Open mingtaiha opened 8 years ago
Hi Ming,
first, I pushed small updates to both synapse and skeleton branches, those should now be able to handle no-file-io cases like this command:
./bin/aimes-skeleton-synapse.py serial flops 1 10000000000 1 1 0 0
you still need the last 4 args though.
Second, if parameter 2 is set to flops
instead of time
, it should in fact influence the number of flops computed. What is the behavior in your case, why do you think sleep is used?
Hey Andre, thanks for getting back to me.
To the second point, when I specify task_mode = flops
, the execution of the emulation lasts several seconds. While I don't think that sleep is being used, it seems that when I specify the time of the sample, Synapse emulates based on the length of the time specified in the sample.
To the first point, I looked aimes-skeleton-synapse.py. I am a little confused by what the last 4 parameters are in the command you gave. I understand the first 4 parameters, which is task_type, task_mode, num_tasks, and task_length, the script still takes in 5 args, the size of the read/write buffers, the number of input/output files, and the interleave option.

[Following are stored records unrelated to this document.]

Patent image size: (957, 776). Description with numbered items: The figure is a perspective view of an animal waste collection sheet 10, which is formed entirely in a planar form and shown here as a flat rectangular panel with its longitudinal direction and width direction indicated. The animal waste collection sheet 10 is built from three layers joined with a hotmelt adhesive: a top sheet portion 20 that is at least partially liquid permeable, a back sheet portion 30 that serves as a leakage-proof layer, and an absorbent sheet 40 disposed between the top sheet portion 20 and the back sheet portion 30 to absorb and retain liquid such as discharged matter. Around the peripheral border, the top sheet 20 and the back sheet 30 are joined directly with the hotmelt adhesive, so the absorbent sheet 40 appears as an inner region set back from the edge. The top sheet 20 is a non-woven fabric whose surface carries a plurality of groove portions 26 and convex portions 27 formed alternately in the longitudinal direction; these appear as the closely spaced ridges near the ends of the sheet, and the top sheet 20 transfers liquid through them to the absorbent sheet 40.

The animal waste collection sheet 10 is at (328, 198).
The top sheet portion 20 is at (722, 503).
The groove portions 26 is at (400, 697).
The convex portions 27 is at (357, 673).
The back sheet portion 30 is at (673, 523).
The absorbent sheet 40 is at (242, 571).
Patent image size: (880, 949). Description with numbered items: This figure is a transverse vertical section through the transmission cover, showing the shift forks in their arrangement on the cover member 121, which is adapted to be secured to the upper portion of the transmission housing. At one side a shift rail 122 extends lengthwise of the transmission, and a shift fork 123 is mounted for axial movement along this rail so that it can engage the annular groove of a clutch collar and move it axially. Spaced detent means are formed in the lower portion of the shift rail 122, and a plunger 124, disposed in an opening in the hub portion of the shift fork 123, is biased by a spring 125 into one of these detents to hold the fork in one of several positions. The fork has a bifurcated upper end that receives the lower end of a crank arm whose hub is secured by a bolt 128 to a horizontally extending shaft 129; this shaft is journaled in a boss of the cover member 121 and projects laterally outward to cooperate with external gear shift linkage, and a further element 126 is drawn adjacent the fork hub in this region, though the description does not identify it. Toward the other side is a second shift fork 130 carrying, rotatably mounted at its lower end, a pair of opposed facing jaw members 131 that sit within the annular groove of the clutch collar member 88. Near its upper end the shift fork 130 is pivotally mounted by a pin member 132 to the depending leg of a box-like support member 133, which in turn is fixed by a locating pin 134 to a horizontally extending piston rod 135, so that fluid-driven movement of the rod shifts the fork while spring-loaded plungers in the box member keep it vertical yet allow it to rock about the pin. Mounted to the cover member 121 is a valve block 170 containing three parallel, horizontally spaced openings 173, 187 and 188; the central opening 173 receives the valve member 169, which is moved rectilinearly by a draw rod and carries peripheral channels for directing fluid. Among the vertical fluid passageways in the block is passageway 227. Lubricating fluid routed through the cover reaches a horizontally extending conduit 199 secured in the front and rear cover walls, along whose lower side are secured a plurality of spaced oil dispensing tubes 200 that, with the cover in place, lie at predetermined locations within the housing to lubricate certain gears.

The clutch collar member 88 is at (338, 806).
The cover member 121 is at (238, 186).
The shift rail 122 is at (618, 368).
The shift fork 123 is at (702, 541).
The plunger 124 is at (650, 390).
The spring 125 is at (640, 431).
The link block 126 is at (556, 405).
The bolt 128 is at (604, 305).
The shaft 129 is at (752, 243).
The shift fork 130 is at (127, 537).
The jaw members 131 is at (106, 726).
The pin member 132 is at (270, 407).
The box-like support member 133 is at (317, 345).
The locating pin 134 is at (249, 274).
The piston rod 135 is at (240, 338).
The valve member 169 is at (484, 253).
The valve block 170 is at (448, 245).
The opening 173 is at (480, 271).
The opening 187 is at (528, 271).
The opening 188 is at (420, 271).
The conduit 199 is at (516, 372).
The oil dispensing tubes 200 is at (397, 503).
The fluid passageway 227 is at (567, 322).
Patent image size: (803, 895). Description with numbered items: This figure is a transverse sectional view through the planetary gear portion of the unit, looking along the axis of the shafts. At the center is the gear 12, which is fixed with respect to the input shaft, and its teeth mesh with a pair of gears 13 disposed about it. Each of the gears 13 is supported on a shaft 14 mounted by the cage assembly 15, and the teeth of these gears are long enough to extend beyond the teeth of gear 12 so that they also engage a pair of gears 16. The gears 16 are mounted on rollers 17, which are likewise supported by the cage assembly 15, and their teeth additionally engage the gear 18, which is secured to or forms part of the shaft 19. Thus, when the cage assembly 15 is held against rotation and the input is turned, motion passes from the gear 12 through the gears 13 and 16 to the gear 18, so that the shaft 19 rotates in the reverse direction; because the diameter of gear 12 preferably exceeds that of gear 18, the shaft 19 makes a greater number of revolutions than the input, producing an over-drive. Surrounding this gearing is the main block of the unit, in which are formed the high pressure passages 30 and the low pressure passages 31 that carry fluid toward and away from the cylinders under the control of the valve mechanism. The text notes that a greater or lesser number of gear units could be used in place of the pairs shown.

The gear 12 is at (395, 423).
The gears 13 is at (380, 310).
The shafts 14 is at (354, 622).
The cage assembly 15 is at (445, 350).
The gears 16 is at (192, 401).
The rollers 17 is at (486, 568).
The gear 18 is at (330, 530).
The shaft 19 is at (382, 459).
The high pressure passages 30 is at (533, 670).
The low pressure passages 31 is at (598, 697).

Also, aimes-skeleton-synapse.py assumes there be input and output files as arguments in the main function, using the functions readfiles and writefiles to emulate the reads/writes. Can I remove these functions since there are not reads/writes?
To the second point, when I specify task_mode = flops, the execution of the emulation lasts several seconds.
Well, when you specify a large number of flops, the emulation is supposed to take a couple of seconds, to actually perform that amount of computation. That is kind of the point :)
While I don't think that sleep is being used, it seems that when I specify the time of the sample, Synapse emulates based on the length of the time specified in the sample.
I am not sure what you mean with 'time of the sample'. If task_mode
is set to flops, then the task_length
is interpreted as flops, not time. If the task_mode
is set to time
, then indeed, task_length
is interpreted as time, and the emulation will in fact sleep for that number of seconds.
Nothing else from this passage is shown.